A velha máxima do "menos é mais" está se tornando cada vez mais intrínseca na música pesada. Certamente, muitos já ocasionalmente se depararam com alguma one-man-band em algum momento, ou mesmo bandas de sonoridade completa, mas que, quando vai ver, apenas dois membros as integram.
Dependendo do caso, menos é mais. Mais qualidade. Mais objetividade. Mais coesão... No caso do austríaco Rusty Pacemaker, menos é mais melancolia - o que é totalmente compatível com nossos momentos de tristeza: sempre solitários.

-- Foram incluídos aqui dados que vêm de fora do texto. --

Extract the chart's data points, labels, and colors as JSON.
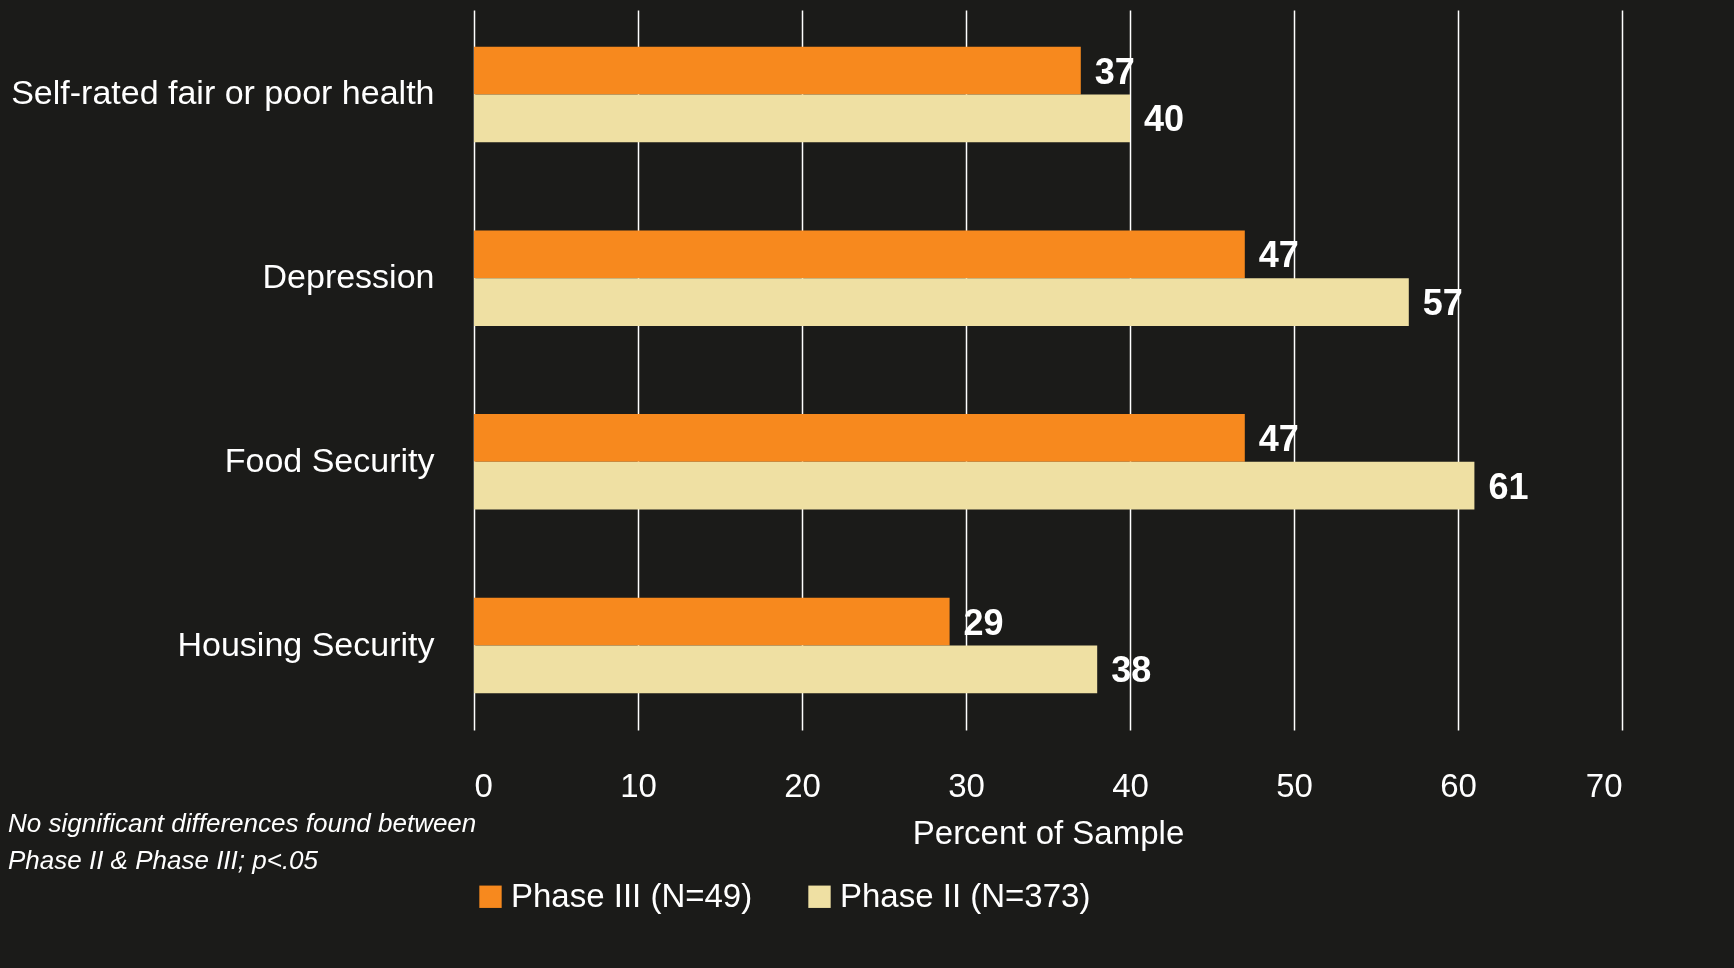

É na desolação de um trabalho solitário e persistente que esse multi-instrumentista trabalha, não apenas dando vida à sua própria one-man-band, nomeada com seu pseudônimo e genericamente calcada no Doom e no Progressive, mas também carregando nas costas seu próprio selo, chamado Solanum Records, por meio do qual ele faz o corre de divulgação de seus trabalhos.

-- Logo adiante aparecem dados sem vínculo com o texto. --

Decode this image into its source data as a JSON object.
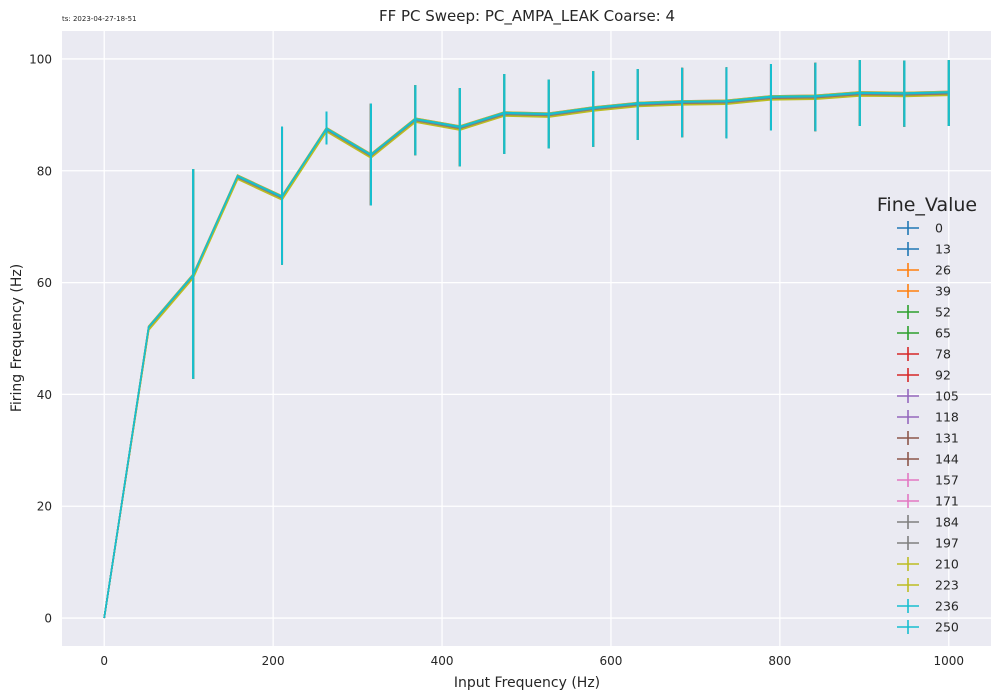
{
  "timestamp": "ts: 2023-04-27-18-51",
  "colors": {
    "background": "#eaeaf2",
    "grid": "#ffffff",
    "palette": [
      "#1f77b4",
      "#ff7f0e",
      "#2ca02c",
      "#d62728",
      "#9467bd",
      "#8c564b",
      "#e377c2",
      "#7f7f7f",
      "#bcbd22",
      "#17becf"
    ]
  },
  "chart_data": {
    "type": "line",
    "title": "FF PC Sweep: PC_AMPA_LEAK Coarse: 4",
    "xlabel": "Input Frequency (Hz)",
    "ylabel": "Firing Frequency (Hz)",
    "xlim": [
      -50,
      1050
    ],
    "ylim": [
      -5,
      105
    ],
    "xticks": [
      0,
      200,
      400,
      600,
      800,
      1000
    ],
    "yticks": [
      0,
      20,
      40,
      60,
      80,
      100
    ],
    "grid": true,
    "legend": {
      "title": "Fine_Value",
      "placement": "right"
    },
    "x": [
      0,
      52.6,
      105.3,
      157.9,
      210.5,
      263.2,
      315.8,
      368.4,
      421.1,
      473.7,
      526.3,
      578.9,
      631.6,
      684.2,
      736.8,
      789.5,
      842.1,
      894.7,
      947.4,
      1000
    ],
    "mean": [
      0,
      52,
      61.3,
      79,
      75.3,
      87.5,
      82.8,
      89.2,
      87.8,
      90.3,
      90.1,
      91.2,
      92,
      92.3,
      92.4,
      93.2,
      93.3,
      93.9,
      93.8,
      94
    ],
    "err_low": [
      0,
      52,
      42.8,
      79,
      63.2,
      84.7,
      73.8,
      82.8,
      80.8,
      83,
      84,
      84.3,
      85.5,
      86,
      85.8,
      87.2,
      87.1,
      88,
      87.9,
      88
    ],
    "err_high": [
      0,
      52,
      80.3,
      79,
      87.9,
      90.6,
      92,
      95.3,
      94.8,
      97.3,
      96.3,
      97.8,
      98.2,
      98.4,
      98.5,
      99.1,
      99.3,
      99.8,
      99.7,
      99.8
    ],
    "series": [
      {
        "name": "0",
        "color_index": 0,
        "offset": -0.2
      },
      {
        "name": "13",
        "color_index": 0,
        "offset": 0
      },
      {
        "name": "26",
        "color_index": 1,
        "offset": -0.4
      },
      {
        "name": "39",
        "color_index": 1,
        "offset": -0.1
      },
      {
        "name": "52",
        "color_index": 2,
        "offset": 0.1
      },
      {
        "name": "65",
        "color_index": 2,
        "offset": -0.2
      },
      {
        "name": "78",
        "color_index": 3,
        "offset": -0.3
      },
      {
        "name": "92",
        "color_index": 3,
        "offset": 0
      },
      {
        "name": "105",
        "color_index": 4,
        "offset": 0.1
      },
      {
        "name": "118",
        "color_index": 4,
        "offset": -0.1
      },
      {
        "name": "131",
        "color_index": 5,
        "offset": -0.2
      },
      {
        "name": "144",
        "color_index": 5,
        "offset": 0
      },
      {
        "name": "157",
        "color_index": 6,
        "offset": 0.2
      },
      {
        "name": "171",
        "color_index": 6,
        "offset": -0.1
      },
      {
        "name": "184",
        "color_index": 7,
        "offset": 0
      },
      {
        "name": "197",
        "color_index": 7,
        "offset": -0.2
      },
      {
        "name": "210",
        "color_index": 8,
        "offset": -0.5
      },
      {
        "name": "223",
        "color_index": 8,
        "offset": 0.2
      },
      {
        "name": "236",
        "color_index": 9,
        "offset": 0.1
      },
      {
        "name": "250",
        "color_index": 9,
        "offset": 0
      }
    ]
  }
}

Nascido em Lanzenkirchen no ano de 1974, Rusty Pacemaker é íntimo da música pesada desde a infância, e sua paixão por bandas como Black Sabbath e principalmente Bathory (em especial a figura de Quorthon) alimentou fortemente seu interesse em compôr canções e apresentá-las ao mundo. Autodidata, o austríaco começou a criar riffs tão logo dominou o violão e a guitarra. Seu aprendizado no contrabaixo e no vocal veio da consequente necessidade de dar encorpamento completo às canções que criou - eram os primeiros passos do que viria a se consolidar como seu próprio projeto musical.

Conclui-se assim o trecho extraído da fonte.